Monday, December 6, 2010

Sex, Drugs, and Cocoa Puffs by Chuck Klosterman


Call Number: Stacks E169.12 .K56 2004
Recommended by: Rus Springer


In this collection of essays Chuck Klosterman explores popular culture as experienced by people coming of age in the 1980s and 1990s. For the rest of us, he gives insight into the ways in which who we are in reality is often only a reflection of who we are in popular culture.
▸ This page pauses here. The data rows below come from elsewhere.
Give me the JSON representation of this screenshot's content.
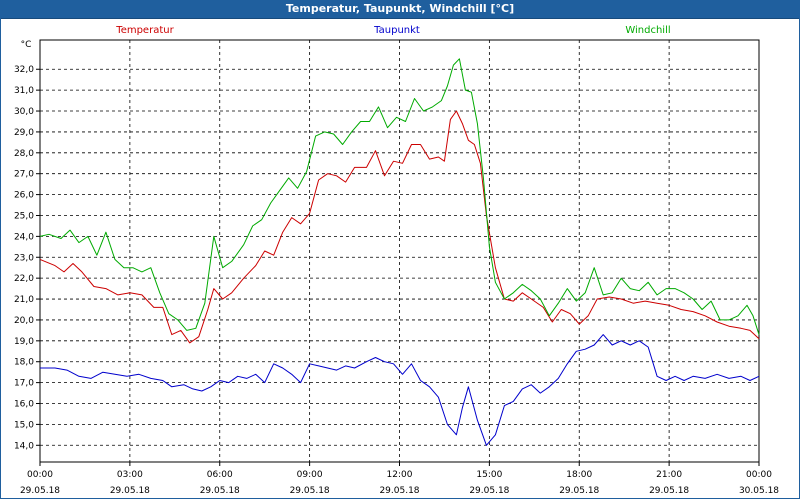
{
  "window": {
    "title": "Temperatur, Taupunkt, Windchill [°C]"
  },
  "chart_data": {
    "type": "line",
    "title": "Temperatur, Taupunkt, Windchill [°C]",
    "ylabel": "°C",
    "xlabel": "",
    "ylim": [
      13.2,
      33.4
    ],
    "yticks": [
      "14,0",
      "15,0",
      "16,0",
      "17,0",
      "18,0",
      "19,0",
      "20,0",
      "21,0",
      "22,0",
      "23,0",
      "24,0",
      "25,0",
      "26,0",
      "27,0",
      "28,0",
      "29,0",
      "30,0",
      "31,0",
      "32,0"
    ],
    "ytick_values": [
      14,
      15,
      16,
      17,
      18,
      19,
      20,
      21,
      22,
      23,
      24,
      25,
      26,
      27,
      28,
      29,
      30,
      31,
      32
    ],
    "xlim": [
      0,
      24
    ],
    "xticks": [
      {
        "x": 0,
        "time": "00:00",
        "date": "29.05.18"
      },
      {
        "x": 3,
        "time": "03:00",
        "date": "29.05.18"
      },
      {
        "x": 6,
        "time": "06:00",
        "date": "29.05.18"
      },
      {
        "x": 9,
        "time": "09:00",
        "date": "29.05.18"
      },
      {
        "x": 12,
        "time": "12:00",
        "date": "29.05.18"
      },
      {
        "x": 15,
        "time": "15:00",
        "date": "29.05.18"
      },
      {
        "x": 18,
        "time": "18:00",
        "date": "29.05.18"
      },
      {
        "x": 21,
        "time": "21:00",
        "date": "29.05.18"
      },
      {
        "x": 24,
        "time": "00:00",
        "date": "30.05.18"
      }
    ],
    "grid": true,
    "legend_position": "top",
    "series": [
      {
        "name": "Temperatur",
        "color": "#cc0000",
        "points": [
          [
            0,
            22.9
          ],
          [
            0.5,
            22.6
          ],
          [
            0.8,
            22.3
          ],
          [
            1.1,
            22.7
          ],
          [
            1.4,
            22.3
          ],
          [
            1.8,
            21.6
          ],
          [
            2.2,
            21.5
          ],
          [
            2.6,
            21.2
          ],
          [
            3.0,
            21.3
          ],
          [
            3.4,
            21.2
          ],
          [
            3.8,
            20.6
          ],
          [
            4.1,
            20.6
          ],
          [
            4.4,
            19.3
          ],
          [
            4.7,
            19.5
          ],
          [
            5.0,
            18.9
          ],
          [
            5.3,
            19.2
          ],
          [
            5.6,
            20.5
          ],
          [
            5.8,
            21.5
          ],
          [
            6.1,
            21.0
          ],
          [
            6.4,
            21.3
          ],
          [
            6.8,
            22.0
          ],
          [
            7.2,
            22.6
          ],
          [
            7.5,
            23.3
          ],
          [
            7.8,
            23.1
          ],
          [
            8.1,
            24.2
          ],
          [
            8.4,
            24.9
          ],
          [
            8.7,
            24.6
          ],
          [
            9.0,
            25.1
          ],
          [
            9.3,
            26.7
          ],
          [
            9.6,
            27.0
          ],
          [
            9.9,
            26.9
          ],
          [
            10.2,
            26.6
          ],
          [
            10.5,
            27.3
          ],
          [
            10.9,
            27.3
          ],
          [
            11.2,
            28.1
          ],
          [
            11.5,
            26.9
          ],
          [
            11.8,
            27.6
          ],
          [
            12.1,
            27.5
          ],
          [
            12.4,
            28.4
          ],
          [
            12.7,
            28.4
          ],
          [
            13.0,
            27.7
          ],
          [
            13.3,
            27.8
          ],
          [
            13.5,
            27.6
          ],
          [
            13.7,
            29.6
          ],
          [
            13.9,
            30.0
          ],
          [
            14.1,
            29.4
          ],
          [
            14.3,
            28.6
          ],
          [
            14.5,
            28.4
          ],
          [
            14.7,
            27.5
          ],
          [
            14.9,
            25.0
          ],
          [
            15.2,
            22.5
          ],
          [
            15.5,
            21.0
          ],
          [
            15.8,
            20.9
          ],
          [
            16.1,
            21.3
          ],
          [
            16.4,
            21.0
          ],
          [
            16.8,
            20.6
          ],
          [
            17.1,
            19.9
          ],
          [
            17.4,
            20.5
          ],
          [
            17.7,
            20.3
          ],
          [
            18.0,
            19.8
          ],
          [
            18.3,
            20.2
          ],
          [
            18.6,
            21.0
          ],
          [
            19.0,
            21.1
          ],
          [
            19.4,
            21.0
          ],
          [
            19.8,
            20.8
          ],
          [
            20.2,
            20.9
          ],
          [
            20.6,
            20.8
          ],
          [
            21.0,
            20.7
          ],
          [
            21.4,
            20.5
          ],
          [
            21.8,
            20.4
          ],
          [
            22.2,
            20.2
          ],
          [
            22.6,
            19.9
          ],
          [
            23.0,
            19.7
          ],
          [
            23.4,
            19.6
          ],
          [
            23.7,
            19.5
          ],
          [
            24.0,
            19.1
          ]
        ]
      },
      {
        "name": "Taupunkt",
        "color": "#0000cc",
        "points": [
          [
            0,
            17.7
          ],
          [
            0.5,
            17.7
          ],
          [
            0.9,
            17.6
          ],
          [
            1.3,
            17.3
          ],
          [
            1.7,
            17.2
          ],
          [
            2.1,
            17.5
          ],
          [
            2.5,
            17.4
          ],
          [
            2.9,
            17.3
          ],
          [
            3.3,
            17.4
          ],
          [
            3.7,
            17.2
          ],
          [
            4.1,
            17.1
          ],
          [
            4.4,
            16.8
          ],
          [
            4.8,
            16.9
          ],
          [
            5.1,
            16.7
          ],
          [
            5.4,
            16.6
          ],
          [
            5.7,
            16.8
          ],
          [
            6.0,
            17.1
          ],
          [
            6.3,
            17.0
          ],
          [
            6.6,
            17.3
          ],
          [
            6.9,
            17.2
          ],
          [
            7.2,
            17.4
          ],
          [
            7.5,
            17.0
          ],
          [
            7.8,
            17.9
          ],
          [
            8.1,
            17.7
          ],
          [
            8.4,
            17.4
          ],
          [
            8.7,
            17.0
          ],
          [
            9.0,
            17.9
          ],
          [
            9.3,
            17.8
          ],
          [
            9.6,
            17.7
          ],
          [
            9.9,
            17.6
          ],
          [
            10.2,
            17.8
          ],
          [
            10.5,
            17.7
          ],
          [
            10.9,
            18.0
          ],
          [
            11.2,
            18.2
          ],
          [
            11.5,
            18.0
          ],
          [
            11.8,
            17.9
          ],
          [
            12.1,
            17.4
          ],
          [
            12.4,
            17.9
          ],
          [
            12.7,
            17.1
          ],
          [
            13.0,
            16.8
          ],
          [
            13.3,
            16.3
          ],
          [
            13.6,
            15.0
          ],
          [
            13.9,
            14.5
          ],
          [
            14.1,
            15.8
          ],
          [
            14.3,
            16.8
          ],
          [
            14.6,
            15.2
          ],
          [
            14.9,
            14.0
          ],
          [
            15.2,
            14.5
          ],
          [
            15.5,
            15.9
          ],
          [
            15.8,
            16.1
          ],
          [
            16.1,
            16.7
          ],
          [
            16.4,
            16.9
          ],
          [
            16.7,
            16.5
          ],
          [
            17.0,
            16.8
          ],
          [
            17.3,
            17.2
          ],
          [
            17.6,
            17.9
          ],
          [
            17.9,
            18.5
          ],
          [
            18.2,
            18.6
          ],
          [
            18.5,
            18.8
          ],
          [
            18.8,
            19.3
          ],
          [
            19.1,
            18.8
          ],
          [
            19.4,
            19.0
          ],
          [
            19.7,
            18.8
          ],
          [
            20.0,
            19.0
          ],
          [
            20.3,
            18.7
          ],
          [
            20.6,
            17.3
          ],
          [
            20.9,
            17.1
          ],
          [
            21.2,
            17.3
          ],
          [
            21.5,
            17.1
          ],
          [
            21.8,
            17.3
          ],
          [
            22.2,
            17.2
          ],
          [
            22.6,
            17.4
          ],
          [
            23.0,
            17.2
          ],
          [
            23.4,
            17.3
          ],
          [
            23.7,
            17.1
          ],
          [
            24.0,
            17.3
          ]
        ]
      },
      {
        "name": "Windchill",
        "color": "#00aa00",
        "points": [
          [
            0,
            24.0
          ],
          [
            0.3,
            24.1
          ],
          [
            0.7,
            23.9
          ],
          [
            1.0,
            24.3
          ],
          [
            1.3,
            23.7
          ],
          [
            1.6,
            24.0
          ],
          [
            1.9,
            23.1
          ],
          [
            2.2,
            24.2
          ],
          [
            2.5,
            22.9
          ],
          [
            2.8,
            22.5
          ],
          [
            3.1,
            22.5
          ],
          [
            3.4,
            22.3
          ],
          [
            3.7,
            22.5
          ],
          [
            4.0,
            21.3
          ],
          [
            4.3,
            20.3
          ],
          [
            4.6,
            20.0
          ],
          [
            4.9,
            19.5
          ],
          [
            5.2,
            19.6
          ],
          [
            5.5,
            20.8
          ],
          [
            5.8,
            24.0
          ],
          [
            6.1,
            22.5
          ],
          [
            6.4,
            22.8
          ],
          [
            6.8,
            23.6
          ],
          [
            7.1,
            24.5
          ],
          [
            7.4,
            24.8
          ],
          [
            7.7,
            25.6
          ],
          [
            8.0,
            26.2
          ],
          [
            8.3,
            26.8
          ],
          [
            8.6,
            26.3
          ],
          [
            8.9,
            27.1
          ],
          [
            9.2,
            28.8
          ],
          [
            9.5,
            29.0
          ],
          [
            9.8,
            28.9
          ],
          [
            10.1,
            28.4
          ],
          [
            10.4,
            29.0
          ],
          [
            10.7,
            29.5
          ],
          [
            11.0,
            29.5
          ],
          [
            11.3,
            30.2
          ],
          [
            11.6,
            29.2
          ],
          [
            11.9,
            29.7
          ],
          [
            12.2,
            29.5
          ],
          [
            12.5,
            30.6
          ],
          [
            12.8,
            30.0
          ],
          [
            13.1,
            30.2
          ],
          [
            13.4,
            30.5
          ],
          [
            13.6,
            31.2
          ],
          [
            13.8,
            32.2
          ],
          [
            14.0,
            32.5
          ],
          [
            14.2,
            31.0
          ],
          [
            14.4,
            30.9
          ],
          [
            14.6,
            29.4
          ],
          [
            14.8,
            26.8
          ],
          [
            15.0,
            23.5
          ],
          [
            15.2,
            21.8
          ],
          [
            15.5,
            21.0
          ],
          [
            15.8,
            21.3
          ],
          [
            16.1,
            21.7
          ],
          [
            16.4,
            21.4
          ],
          [
            16.7,
            21.0
          ],
          [
            17.0,
            20.2
          ],
          [
            17.3,
            20.8
          ],
          [
            17.6,
            21.5
          ],
          [
            17.9,
            20.9
          ],
          [
            18.2,
            21.3
          ],
          [
            18.5,
            22.5
          ],
          [
            18.8,
            21.2
          ],
          [
            19.1,
            21.3
          ],
          [
            19.4,
            22.0
          ],
          [
            19.7,
            21.5
          ],
          [
            20.0,
            21.4
          ],
          [
            20.3,
            21.8
          ],
          [
            20.6,
            21.2
          ],
          [
            20.9,
            21.5
          ],
          [
            21.2,
            21.5
          ],
          [
            21.5,
            21.3
          ],
          [
            21.8,
            21.0
          ],
          [
            22.1,
            20.5
          ],
          [
            22.4,
            20.9
          ],
          [
            22.7,
            20.0
          ],
          [
            23.0,
            20.0
          ],
          [
            23.3,
            20.2
          ],
          [
            23.6,
            20.7
          ],
          [
            23.8,
            20.2
          ],
          [
            24.0,
            19.3
          ]
        ]
      }
    ]
  }
}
Along the way he touches upon how, ultimately, no one is able to find real love because of John Cusack; how the Real World changed from being a sample of the youth of America to unintentionally creating the youth of America; the realization that Pamela Anderson, like Marilyn Monroe before her, is the sex symbol for our time largely because times change; that the 1980s rivalry between the Celtics and the Lakers represents not just race in American but “absolutely everything” about America; the fact that Saved by the Bell is an explanation of all things Generation X; and the relationships between the apocalyptic, Christian theology of the Left Behind series and NFL football and “America’s insipid Oprah Culture”—plus much more.

His irreverent and uniquely skewed take on such things may produce a chuckle but, ultimately, he delivers the ideal in criticism: it is less about a specific artifact and more about the culture itself.